Он безошибочно уловил смену моего настроения:
— Вообще-то я приехал к твоему отцу, детка. И как только он приедет, — он выразительно глянул на часы, — ты будешь свободна от моего общества.
— Но пока ты его не покинул, ответишь мне на один вопрос?
— Конечно, нет, — пожал он плечами.
— Чу̀дно. Ну тогда, если вдруг что-то захочется знать, — показала я на картины, — шильды тебе в помощь.
— Да подожди ты! — схватил он меня за руку и развернул, когда я снова уставилась в окно. — Ну нельзя же всё воспринимать так буквально, Евгения Игоревна! Шучу я. Шучу. Что ты хотела спросить?
— Эта женщина, с которой ты разговаривал в гольф-клубе? — вскинула я подбородок, глядя на него. У него была такая горячая и сильная рука. И она так крепко меня держала, что подкашивались ноги. — С чёрными волосами.
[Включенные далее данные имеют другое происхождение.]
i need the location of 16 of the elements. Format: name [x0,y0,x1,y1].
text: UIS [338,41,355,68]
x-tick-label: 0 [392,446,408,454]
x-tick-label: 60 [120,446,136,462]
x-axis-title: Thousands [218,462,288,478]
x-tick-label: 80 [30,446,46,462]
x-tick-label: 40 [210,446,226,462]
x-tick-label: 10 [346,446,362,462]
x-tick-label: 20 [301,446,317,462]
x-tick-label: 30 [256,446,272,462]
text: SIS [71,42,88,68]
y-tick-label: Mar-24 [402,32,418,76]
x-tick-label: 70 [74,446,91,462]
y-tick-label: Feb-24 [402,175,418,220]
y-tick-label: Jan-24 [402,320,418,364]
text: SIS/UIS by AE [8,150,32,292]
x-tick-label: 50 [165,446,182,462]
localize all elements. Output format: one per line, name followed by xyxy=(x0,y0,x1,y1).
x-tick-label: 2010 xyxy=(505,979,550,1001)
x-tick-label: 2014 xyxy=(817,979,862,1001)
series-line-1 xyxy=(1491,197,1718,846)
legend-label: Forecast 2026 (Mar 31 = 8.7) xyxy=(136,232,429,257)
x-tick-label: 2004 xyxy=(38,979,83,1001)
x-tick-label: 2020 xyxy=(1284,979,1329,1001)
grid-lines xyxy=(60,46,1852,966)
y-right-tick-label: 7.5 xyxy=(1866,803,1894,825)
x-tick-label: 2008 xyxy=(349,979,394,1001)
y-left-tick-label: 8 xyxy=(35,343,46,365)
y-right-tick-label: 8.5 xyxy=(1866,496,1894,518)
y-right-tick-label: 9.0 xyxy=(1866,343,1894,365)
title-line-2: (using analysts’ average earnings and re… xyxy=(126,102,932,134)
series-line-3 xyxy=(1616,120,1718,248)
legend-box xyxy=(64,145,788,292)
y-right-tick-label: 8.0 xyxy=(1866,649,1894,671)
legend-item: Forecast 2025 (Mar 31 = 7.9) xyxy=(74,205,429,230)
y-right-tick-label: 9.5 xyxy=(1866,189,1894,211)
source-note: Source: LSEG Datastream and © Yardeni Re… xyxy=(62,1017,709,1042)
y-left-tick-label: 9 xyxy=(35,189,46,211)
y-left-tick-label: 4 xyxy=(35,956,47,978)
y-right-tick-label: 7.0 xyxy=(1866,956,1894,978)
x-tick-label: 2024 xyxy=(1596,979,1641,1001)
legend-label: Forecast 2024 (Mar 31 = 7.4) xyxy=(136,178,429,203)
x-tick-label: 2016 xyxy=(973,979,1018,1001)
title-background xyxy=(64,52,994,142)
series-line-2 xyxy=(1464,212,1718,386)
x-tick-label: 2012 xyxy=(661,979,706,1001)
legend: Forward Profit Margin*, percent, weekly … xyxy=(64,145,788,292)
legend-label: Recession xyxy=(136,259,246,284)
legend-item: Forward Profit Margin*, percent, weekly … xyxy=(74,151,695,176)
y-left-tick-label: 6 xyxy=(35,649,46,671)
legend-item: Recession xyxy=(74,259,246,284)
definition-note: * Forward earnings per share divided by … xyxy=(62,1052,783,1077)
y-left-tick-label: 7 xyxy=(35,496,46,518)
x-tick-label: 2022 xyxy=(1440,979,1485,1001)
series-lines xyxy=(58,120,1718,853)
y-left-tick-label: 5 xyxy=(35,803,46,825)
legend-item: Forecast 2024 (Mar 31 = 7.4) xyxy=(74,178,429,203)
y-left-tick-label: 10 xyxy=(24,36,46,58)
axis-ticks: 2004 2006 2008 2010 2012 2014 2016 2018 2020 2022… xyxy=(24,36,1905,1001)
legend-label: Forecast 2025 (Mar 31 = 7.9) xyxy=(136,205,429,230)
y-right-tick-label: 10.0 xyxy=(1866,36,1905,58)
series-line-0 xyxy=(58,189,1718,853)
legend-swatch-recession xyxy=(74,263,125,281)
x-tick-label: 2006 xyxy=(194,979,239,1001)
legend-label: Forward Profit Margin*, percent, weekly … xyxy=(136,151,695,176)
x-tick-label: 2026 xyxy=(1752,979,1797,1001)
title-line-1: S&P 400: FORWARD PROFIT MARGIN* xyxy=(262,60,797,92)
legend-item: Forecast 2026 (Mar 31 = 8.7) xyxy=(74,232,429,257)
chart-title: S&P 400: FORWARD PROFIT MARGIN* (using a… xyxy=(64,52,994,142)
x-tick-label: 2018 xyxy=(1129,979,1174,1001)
— Целестина? — удивился он.
— Кто она?
— Хм… — он изучал меня молча несколько секунд. — Это сложный вопрос. Так сразу и не ответишь.
— Ты с ней спишь?
Его брови взлетели вверх.
— Это что, ревность?
Я шумно выдохнула, не зная, что сказать. Конечно, это не ревность.
— Ну, можешь считать, да. Просто хочу знать, чего мне ждать от неё.
И в качестве доказательства, что это не ревность, я могла бы показать в окно, где сейчас на месте отъехавшей машины Почты, на той стороне улицы стояла его Целестина. Я вряд ли ошиблась. И вряд ли это было совпадением.
Вот только что-то заставило меня этого не делать.
— Да чего угодно. От неё чего угодно можно ожидать, — хмыкнул он совсем не обнадеживающе. — Но раз уж ты спросила: да, я с ней сплю. И буду дальше спать. С ней или с кем мне захочется, — сверлил он меня взглядом. И под тяжестью этого взгляда все глупости из моей головы, где я придумала, что он мог бы стать героем моего романа, выдавило, словно прессом.